Validation from my characters

There was a time when I wrote without understanding why I wrote. I would write my ideas down, and on those occasions when I penned something particularly insightful or important, I would imagine myself sharing my discovery with the world. A moment of fantasy in which I imagined all the reactions; shock and horror, insight and revelation, praise and admiration. Imaginary people and their imaginary reactions played an important part in the process for me. I engaged in different genres of writing at different times in my life, but always there was the persistent idea that I wrote in service of people. Their entertainment, their knowledge and growth, their education.

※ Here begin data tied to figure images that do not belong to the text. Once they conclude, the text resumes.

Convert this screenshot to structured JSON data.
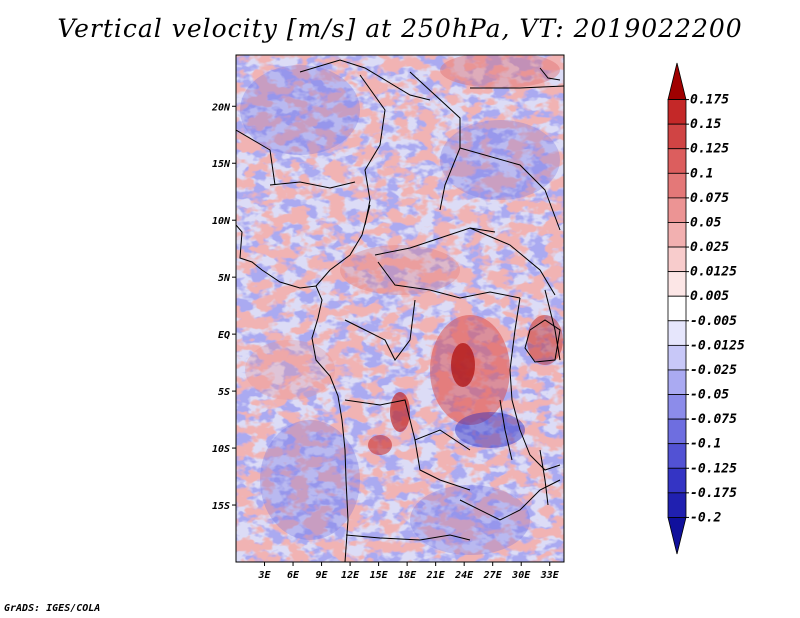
{
  "title": "Vertical velocity [m/s] at 250hPa, VT: 2019022200",
  "footer": "GrADS: IGES/COLA",
  "map": {
    "lon_range": [
      0,
      34.5
    ],
    "lat_range": [
      -20,
      24.5
    ],
    "lat_ticks": [
      {
        "value": 20,
        "label": "20N"
      },
      {
        "value": 15,
        "label": "15N"
      },
      {
        "value": 10,
        "label": "10N"
      },
      {
        "value": 5,
        "label": "5N"
      },
      {
        "value": 0,
        "label": "EQ"
      },
      {
        "value": -5,
        "label": "5S"
      },
      {
        "value": -10,
        "label": "10S"
      },
      {
        "value": -15,
        "label": "15S"
      }
    ],
    "lon_ticks": [
      {
        "value": 3,
        "label": "3E"
      },
      {
        "value": 6,
        "label": "6E"
      },
      {
        "value": 9,
        "label": "9E"
      },
      {
        "value": 12,
        "label": "12E"
      },
      {
        "value": 15,
        "label": "15E"
      },
      {
        "value": 18,
        "label": "18E"
      },
      {
        "value": 21,
        "label": "21E"
      },
      {
        "value": 24,
        "label": "24E"
      },
      {
        "value": 27,
        "label": "27E"
      },
      {
        "value": 30,
        "label": "30E"
      },
      {
        "value": 33,
        "label": "33E"
      }
    ]
  },
  "colorbar": {
    "levels": [
      {
        "label": "0.175",
        "color": "#b01010"
      },
      {
        "label": "0.15",
        "color": "#c42828"
      },
      {
        "label": "0.125",
        "color": "#d04444"
      },
      {
        "label": "0.1",
        "color": "#dc5e5e"
      },
      {
        "label": "0.075",
        "color": "#e47878"
      },
      {
        "label": "0.05",
        "color": "#ec9494"
      },
      {
        "label": "0.025",
        "color": "#f2b0b0"
      },
      {
        "label": "0.0125",
        "color": "#f8cccc"
      },
      {
        "label": "0.005",
        "color": "#fce6e6"
      },
      {
        "label": "-0.005",
        "color": "#ffffff"
      },
      {
        "label": "-0.0125",
        "color": "#e6e6fc"
      },
      {
        "label": "-0.025",
        "color": "#c8c8f8"
      },
      {
        "label": "-0.05",
        "color": "#aaaaf2"
      },
      {
        "label": "-0.075",
        "color": "#8c8cea"
      },
      {
        "label": "-0.1",
        "color": "#6e6ee0"
      },
      {
        "label": "-0.125",
        "color": "#5252d4"
      },
      {
        "label": "-0.175",
        "color": "#3434c4"
      },
      {
        "label": "-0.2",
        "color": "#2020b0"
      }
    ],
    "top_color": "#a00000",
    "bottom_color": "#10109c"
  }
}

Not understanding the motivation behind my writing left a big void that was filled by fantasy. I imagined that the reactions of loved ones, friends, and strangers alike would give me what I was searching for because I never allowed myself to remember what I was truly searching for: peace, escape, Home. My writing has nothing to do with people, and their imaginary reactions that once provided tiny morsels of satisfaction are unimportant.

Now I know what I search for, and I know that path has nothing to do with the imaginary self-shaped creatures I encounter in my awakenings called “people”. In truth, people are in the opposite direction of where I am truly going, so if I find myself searching for something from people when I write, that is a sign that I am oriented in the wrong direction. I search only for a way out, and by their very definition, people are a sign that I am moving in.

Now as I write I do not believe that I am writing for people. When I occasionally ideate something insightful or impactful, I briefly entertain an imaginary situation in which an intelligent, educated, thinking person reads it and somehow reacts. But I quickly dispose of that because I know that is only imaginary: I do not take any satisfaction from it in the same way an author would not glean satisfaction from his fictional characters reading his writing in which they are featured. What I truly seek I cannot get from the characters I write into existence every time I awaken, and when I realize and believe that, I understand why any satisfaction I did once receive was hollow and unfulfilling: I was proffering my story to the characters I had written in that very story for validation.